Although junior Natasha Reifenberg has advocated for reproductive rights in Latin America and senior Aly Cox is the president of the Notre Dame Right to Life club, the two found common ground in their views towards a criminal ban on abortion in El Salvador and coauthored an editorial expressing their opinion on the issue. Inspired by the common ground they found during this encounter, the two are planning a BeyoND the Abortion Debate dialogue dinner — cosponsored by BridgeND, Show Some Skin, We Stand For and the Notre Dame Right to Life club — to bring together pro-life and pro-choice students to discuss abortion and find areas of common ground.

“[Cox] and I both feel really really strongly about the importance of dialogue,” Reifenberg said. “I think she’s someone who really understands that, because the pro-life position is the majority position at Notre Dame.”

Cox said she felt it was her club’s duty to create a space for discussion between pro-life and pro-choice students who said they felt they did not have a platform from which they could discuss their views.

“ … The long term goal for this project is that [Reifenberg] and I want to spread it to other college campuses and see if we can get other campuses to take up this event, whether they have a pro-life or a pro-choice majority,” Cox said. “We want to show people that whoever the majority is, [they] have the responsibility to create a positive space for this dialogue and learn how to work with minority voices on their campus.”

Cox said she wanted the discussion to encourage members of the pro-life and pro-choice communities to work together — despite their differences — to serve the marginalized, especially women.

“How can we make sure they are our priority and that they don’t suffer due to our inability to work together?
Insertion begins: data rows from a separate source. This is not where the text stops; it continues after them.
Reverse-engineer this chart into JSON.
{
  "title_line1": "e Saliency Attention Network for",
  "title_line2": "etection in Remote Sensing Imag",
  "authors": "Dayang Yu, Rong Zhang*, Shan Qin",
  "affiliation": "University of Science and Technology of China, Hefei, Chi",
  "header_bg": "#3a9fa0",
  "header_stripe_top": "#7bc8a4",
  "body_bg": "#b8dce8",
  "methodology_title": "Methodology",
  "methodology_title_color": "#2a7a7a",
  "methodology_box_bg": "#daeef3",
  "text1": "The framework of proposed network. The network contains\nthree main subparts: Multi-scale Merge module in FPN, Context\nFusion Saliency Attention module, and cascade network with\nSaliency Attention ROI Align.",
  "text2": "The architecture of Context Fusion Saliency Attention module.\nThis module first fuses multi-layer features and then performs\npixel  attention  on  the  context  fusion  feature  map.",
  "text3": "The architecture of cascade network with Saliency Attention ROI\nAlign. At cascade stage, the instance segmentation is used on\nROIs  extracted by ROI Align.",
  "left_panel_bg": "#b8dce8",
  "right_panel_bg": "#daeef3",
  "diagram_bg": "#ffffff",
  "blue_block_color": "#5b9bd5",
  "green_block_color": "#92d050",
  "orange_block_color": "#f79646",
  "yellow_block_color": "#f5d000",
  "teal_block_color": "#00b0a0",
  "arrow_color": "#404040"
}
Because that would be a very selfish decision for either side to make, that we could not work with the other side, because of our differences and then the people who suffer from that decision are poor and vulnerable women, especially those facing unplanned pregnancies,” she said.

Reifenberg said she and Cox chose moderators for the discussions who would create space for compassionate discussion, rather than inflammatory debate.
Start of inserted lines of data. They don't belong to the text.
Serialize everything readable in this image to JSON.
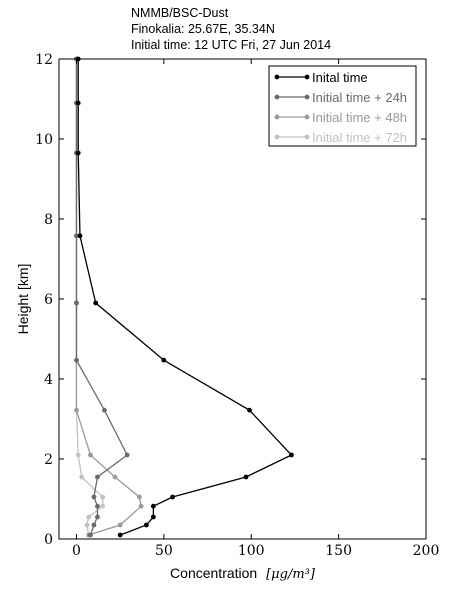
{
  "header": {
    "line1": "NMMB/BSC-Dust",
    "line2": "Finokalia: 25.67E, 35.34N",
    "line3": "Initial time: 12 UTC Fri, 27 Jun 2014"
  },
  "chart_data": {
    "type": "line",
    "title": "",
    "xlabel": "Concentration",
    "xlabel_unit": "[μg/m³]",
    "ylabel": "Height [km]",
    "xlim": [
      -10,
      200
    ],
    "ylim": [
      0,
      12
    ],
    "xticks": [
      0,
      50,
      100,
      150,
      200
    ],
    "yticks": [
      0,
      2,
      4,
      6,
      8,
      10,
      12
    ],
    "grid": false,
    "legend_position": "top-right",
    "series": [
      {
        "name": "Inital time",
        "color": "#000000",
        "points": [
          [
            25,
            0.1
          ],
          [
            40,
            0.35
          ],
          [
            44,
            0.55
          ],
          [
            44,
            0.82
          ],
          [
            55,
            1.05
          ],
          [
            97,
            1.55
          ],
          [
            123,
            2.1
          ],
          [
            99,
            3.22
          ],
          [
            50,
            4.47
          ],
          [
            11,
            5.9
          ],
          [
            2,
            7.58
          ],
          [
            1,
            9.65
          ],
          [
            1,
            10.9
          ],
          [
            1,
            12.0
          ]
        ]
      },
      {
        "name": "Initial time + 24h",
        "color": "#6b6b6b",
        "points": [
          [
            8,
            0.1
          ],
          [
            10,
            0.35
          ],
          [
            12,
            0.55
          ],
          [
            12,
            0.82
          ],
          [
            10,
            1.05
          ],
          [
            12,
            1.55
          ],
          [
            29,
            2.1
          ],
          [
            16,
            3.22
          ],
          [
            0,
            4.47
          ],
          [
            0,
            5.9
          ],
          [
            0,
            7.58
          ],
          [
            0,
            9.65
          ],
          [
            0,
            10.9
          ],
          [
            0,
            12.0
          ]
        ]
      },
      {
        "name": "Initial time + 48h",
        "color": "#9a9a9a",
        "points": [
          [
            7,
            0.1
          ],
          [
            25,
            0.35
          ],
          [
            37,
            0.82
          ],
          [
            36,
            1.05
          ],
          [
            22,
            1.55
          ],
          [
            8,
            2.1
          ],
          [
            0,
            3.22
          ],
          [
            0,
            4.47
          ],
          [
            0,
            5.9
          ],
          [
            0,
            7.58
          ],
          [
            0,
            9.65
          ],
          [
            0,
            10.9
          ],
          [
            0,
            12.0
          ]
        ]
      },
      {
        "name": "Initial time + 72h",
        "color": "#c2c2c2",
        "points": [
          [
            7,
            0.1
          ],
          [
            6,
            0.35
          ],
          [
            7,
            0.55
          ],
          [
            15,
            0.82
          ],
          [
            15,
            1.05
          ],
          [
            3,
            1.55
          ],
          [
            1,
            2.1
          ],
          [
            0,
            3.22
          ],
          [
            0,
            4.47
          ],
          [
            0,
            5.9
          ],
          [
            0,
            7.58
          ],
          [
            0,
            9.65
          ],
          [
            0,
            10.9
          ],
          [
            0,
            12.0
          ]
        ]
      }
    ]
  }
}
“ … We chose moderators who can model this idea of friendship and who understand that the whole point of this isn’t [to be] the best at arguing and to be like shutting people down … but the people who can best promote discourse around a really difficult topic,” Reifenberg said.

Each table will have one pro-life and one pro-choice moderator, Cox said. The moderators will meet before the dinner to find common ground in their views.

“They’re supposed to meet ahead of time to get to know each other, start to become friends, learn more about each other and learn where they have common ground so that they can be leaders at their table for discussion,” Cox said. “They’re also going to be charged with the task of making sure the conversation stays productive, doesn’t turn into a debate, and condescending commentary and tones of voice are not allowed.”

Promoting future conversations beyond the discussion is “really key to the event being productive,” Cox said.

“I think that those kinds of real action can be a result of these conversations start[ed] at the tables at the event on April 4, and I think it would just be a greater cause for change.”